En outre, des travaux en neurosciences montrent :
-que c’est une technologie qui permet de stimuler les circuits neuronaux de la mémoire, d’améliorer les performances lors d’épreuves de raisonnement, lors de l’apprentissage de la lecture chez les enfants dyslexiques,
-qu’elle a un effet dynamogénique sur les auditeurs,
-qu’elle réduit les troubles de l’humeur (autistes, schizophrènes, patients Alzheimer),
-qu’elle réduit les conséquences cognitives des atteintes cérébrales.

Pour ces raisons, enseigner la musique dans la scolarité obligatoire de tous les élèves paraît indispensable.
Même si la qualité est au rendez-vous, la formation des enseignants du premier degré en matière d’enseignement musical est très réduite.
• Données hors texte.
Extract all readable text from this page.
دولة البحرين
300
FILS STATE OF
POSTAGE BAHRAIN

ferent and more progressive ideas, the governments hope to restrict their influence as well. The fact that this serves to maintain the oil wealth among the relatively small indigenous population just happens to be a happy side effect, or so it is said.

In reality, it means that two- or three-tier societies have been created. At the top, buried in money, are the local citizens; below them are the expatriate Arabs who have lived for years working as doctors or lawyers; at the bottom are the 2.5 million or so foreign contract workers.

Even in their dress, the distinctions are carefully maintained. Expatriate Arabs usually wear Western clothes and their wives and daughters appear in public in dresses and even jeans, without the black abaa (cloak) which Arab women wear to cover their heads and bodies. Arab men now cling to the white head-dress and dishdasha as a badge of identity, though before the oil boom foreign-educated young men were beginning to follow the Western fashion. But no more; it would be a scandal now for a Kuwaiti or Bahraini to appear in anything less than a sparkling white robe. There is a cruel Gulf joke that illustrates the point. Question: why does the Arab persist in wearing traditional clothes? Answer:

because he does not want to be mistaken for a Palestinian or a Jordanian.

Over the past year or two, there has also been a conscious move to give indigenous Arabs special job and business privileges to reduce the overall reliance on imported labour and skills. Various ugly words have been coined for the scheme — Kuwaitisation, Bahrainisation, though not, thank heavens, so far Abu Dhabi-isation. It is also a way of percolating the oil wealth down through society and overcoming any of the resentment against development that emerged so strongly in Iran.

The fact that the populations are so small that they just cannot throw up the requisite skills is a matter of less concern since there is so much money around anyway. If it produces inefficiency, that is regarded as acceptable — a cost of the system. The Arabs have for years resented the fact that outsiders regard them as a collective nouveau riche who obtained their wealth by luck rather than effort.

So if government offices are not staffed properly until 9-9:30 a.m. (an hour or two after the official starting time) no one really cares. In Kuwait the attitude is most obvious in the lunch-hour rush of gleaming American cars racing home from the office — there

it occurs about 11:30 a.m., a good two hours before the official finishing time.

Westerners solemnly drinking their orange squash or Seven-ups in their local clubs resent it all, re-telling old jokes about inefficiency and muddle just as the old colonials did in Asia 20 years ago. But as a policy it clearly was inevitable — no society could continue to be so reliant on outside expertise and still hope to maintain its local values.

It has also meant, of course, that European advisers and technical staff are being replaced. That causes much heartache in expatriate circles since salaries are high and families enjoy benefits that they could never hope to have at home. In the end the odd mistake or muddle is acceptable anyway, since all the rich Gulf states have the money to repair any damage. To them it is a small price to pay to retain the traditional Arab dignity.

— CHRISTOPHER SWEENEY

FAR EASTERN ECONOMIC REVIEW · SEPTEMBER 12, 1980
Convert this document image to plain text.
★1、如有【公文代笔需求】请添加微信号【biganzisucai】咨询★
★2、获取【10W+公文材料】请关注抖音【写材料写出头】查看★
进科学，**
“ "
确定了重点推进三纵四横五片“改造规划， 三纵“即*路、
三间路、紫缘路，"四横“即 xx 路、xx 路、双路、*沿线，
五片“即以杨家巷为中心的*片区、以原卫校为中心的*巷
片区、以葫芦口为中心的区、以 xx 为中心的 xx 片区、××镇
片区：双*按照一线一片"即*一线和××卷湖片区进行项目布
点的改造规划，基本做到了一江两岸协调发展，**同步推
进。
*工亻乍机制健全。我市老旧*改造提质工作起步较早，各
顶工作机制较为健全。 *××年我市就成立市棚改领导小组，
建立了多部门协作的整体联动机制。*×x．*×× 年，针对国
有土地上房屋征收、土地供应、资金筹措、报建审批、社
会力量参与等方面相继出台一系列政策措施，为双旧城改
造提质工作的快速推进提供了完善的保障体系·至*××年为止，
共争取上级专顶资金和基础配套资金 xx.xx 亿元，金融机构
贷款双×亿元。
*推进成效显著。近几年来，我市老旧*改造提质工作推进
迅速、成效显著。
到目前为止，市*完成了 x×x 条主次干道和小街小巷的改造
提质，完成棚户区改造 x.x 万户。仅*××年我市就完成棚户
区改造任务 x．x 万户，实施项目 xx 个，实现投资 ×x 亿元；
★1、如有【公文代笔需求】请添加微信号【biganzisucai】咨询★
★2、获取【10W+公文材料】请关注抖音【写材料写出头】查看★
logo_odile_tripier_lla.jpgProfitons de la réflexion sur le continuum licence-master dans le cadre des ESPE (écoles supérieures du professorat et de l’éducation), pour repenser l’équilibre de la formation de ces enseignants polyvalents, sans écarter les possibles interventions de partenaires extérieurs, mais qui demeurent liées à la richesse des collectivités territoriales.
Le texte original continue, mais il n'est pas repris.